До Африки провизия не доехала, ее земной путь закончился в супе, который Эдуард Андреевич с увлечением стряпал для своих питомцев. Очистив одну луковицу, Евгения Юрьевна порезала палец и теперь, вытянув ноги к костру, отдыхала от чуждой ей кулинарии. Когда суп перекочевал в желудки молодежи, вокруг разлилась атмосфера довольной сытости, и всех потянуло на подвиги.

– Сейчас спою! – решил вслух Эдуард Журавский и взял в руки гитару.

В течение часа он потчевал аудиторию походными песнями и туристическими байками, которых знал великое множество. Над страшными историями смеялись, серенадам подпевали. Совершенно неожиданно Евгения Юрьевна оказалась обладательницей бархатистого сопрано, и Журавский не удержался от комплимента:

– Женя, таким приятным голосом просто грех делать замечания и читать нотации. Лучше уж все время пой!

Леднева одарила его убийственным взглядом и, сбросив с колен собранные для нее цветы, отошла от костра.

– Промашка вышла, – прищелкнул языком Эдуард Андреевич и вручил Тимуру гитару вместе с советом. – Никогда так не делай!

Евгения стояла, прислонившись спиной к дереву, тень которого прятала ее от отблесков пламени. Не сумев разглядеть выражение ее лица, Журавский попытался обратить все в шутку:

– Простите, Евгения Юрьевна! Я – дурак. Поставьте мне двойку за поведение.

Она подняла руки к лицу и отвернулась к дереву. Всхлипывания. Плечи вздрагивают. Она плачет! Господи, да он и вправду идиот! Ведь придумал весь этот поход, чтобы создать романтическую обстановку. Хотел сказать ей, что любит. Да, черт возьми! Любит он ее, глупо дальше тянуть с объяснениями! Еще ни одной девушке он не посвящал целый год своей жизни! И все это при том, что они еще ни разу не переспали, вот парадокс-то! Он и сейчас ее хочет… Ну, не прямо сейчас… Он хочет ее насовсем, на всю жизнь, навсегда.

– Женя, – осторожно взял он ее за плечи. – Ну, что ты? Это же была просто шутка!

Всхлипывания перешли в приглушенные рыдания и, повернувшись, она уткнулась носом в его плечо.

– Мне надоели эти шутки, надоела эта деревня! Я ненавижу быть все время на виду! Хочу домой, где нет этих проклятущих насекомых, где не воняет дымом, где я могу побыть одна…

Остаток монолога утонул в слезах.

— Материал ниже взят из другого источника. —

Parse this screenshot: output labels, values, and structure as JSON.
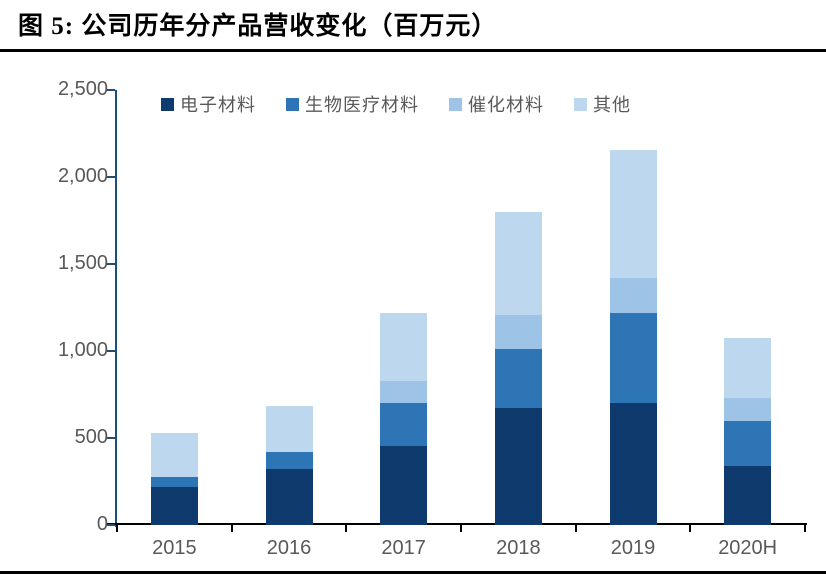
{
  "figure": {
    "title": "图 5:  公司历年分产品营收变化（百万元）"
  },
  "colors": {
    "axis_line": "#1F4E79",
    "x_axis_line": "#000000",
    "tick_label": "#595959",
    "rule": "#000000",
    "background": "#ffffff"
  },
  "chart_data": {
    "type": "bar",
    "stacked": true,
    "title": "公司历年分产品营收变化（百万元）",
    "unit": "百万元",
    "categories": [
      "2015",
      "2016",
      "2017",
      "2018",
      "2019",
      "2020H"
    ],
    "series": [
      {
        "name": "电子材料",
        "color": "#0E3A6E",
        "values": [
          220,
          320,
          455,
          670,
          700,
          340
        ]
      },
      {
        "name": "生物医疗材料",
        "color": "#2E75B6",
        "values": [
          55,
          100,
          245,
          340,
          520,
          260
        ]
      },
      {
        "name": "催化材料",
        "color": "#9DC3E6",
        "values": [
          0,
          0,
          130,
          195,
          200,
          130
        ]
      },
      {
        "name": "其他",
        "color": "#BDD7EE",
        "values": [
          255,
          265,
          390,
          595,
          735,
          345
        ]
      }
    ],
    "totals": [
      530,
      685,
      1220,
      1800,
      2155,
      1075
    ],
    "ylim": [
      0,
      2500
    ],
    "yticks": [
      0,
      500,
      1000,
      1500,
      2000,
      2500
    ],
    "ytick_labels": [
      "0",
      "500",
      "1,000",
      "1,500",
      "2,000",
      "2,500"
    ],
    "xlabel": "",
    "ylabel": "",
    "grid": false,
    "legend_position": "top"
  }
}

Она по-детски обхватила его руками поперек туловища, и Эдуард бережно обнял ее, стараясь успокоить и согреть.

– Ты слишком долго была одна… Слишком привыкла к этому, слишком устала… – Он погладил ее по голове, как маленькую, и сжал в объятиях еще крепче. – Теперь я буду рядом. Всегда. Если, конечно, ты меня снова не прогонишь…

– Не прогоню, – пообещала она его плечу и подняла вверх заплаканные глаза, в которых отразились зеленые звезды. – Потому что… Я люблю тебя, Эдик… Просто люблю.

Удивление растаяло в поцелуе, долгом, нежном и влажном от ее слез. Разомкнув губы, он покачал головой и посетовал:

– Я первый хотел сказать тебе это!

Женя улыбнулась:

– Теряете хватку, Господин Журавский!

– Люблю тебя, Женька! – рассмеялся он.

После следующего поцелуя Эдуард вдруг отстранился и беспокойно посмотрел в сторону костра, откуда слышалось бренчание гитары.

– Слушай, а нам пора возвращаться! Наше отсутствие может быть неправильно истолковано.

Она сглотнула напросившийся смешок:

– С каких это пор ты стал заботиться о своей репутации?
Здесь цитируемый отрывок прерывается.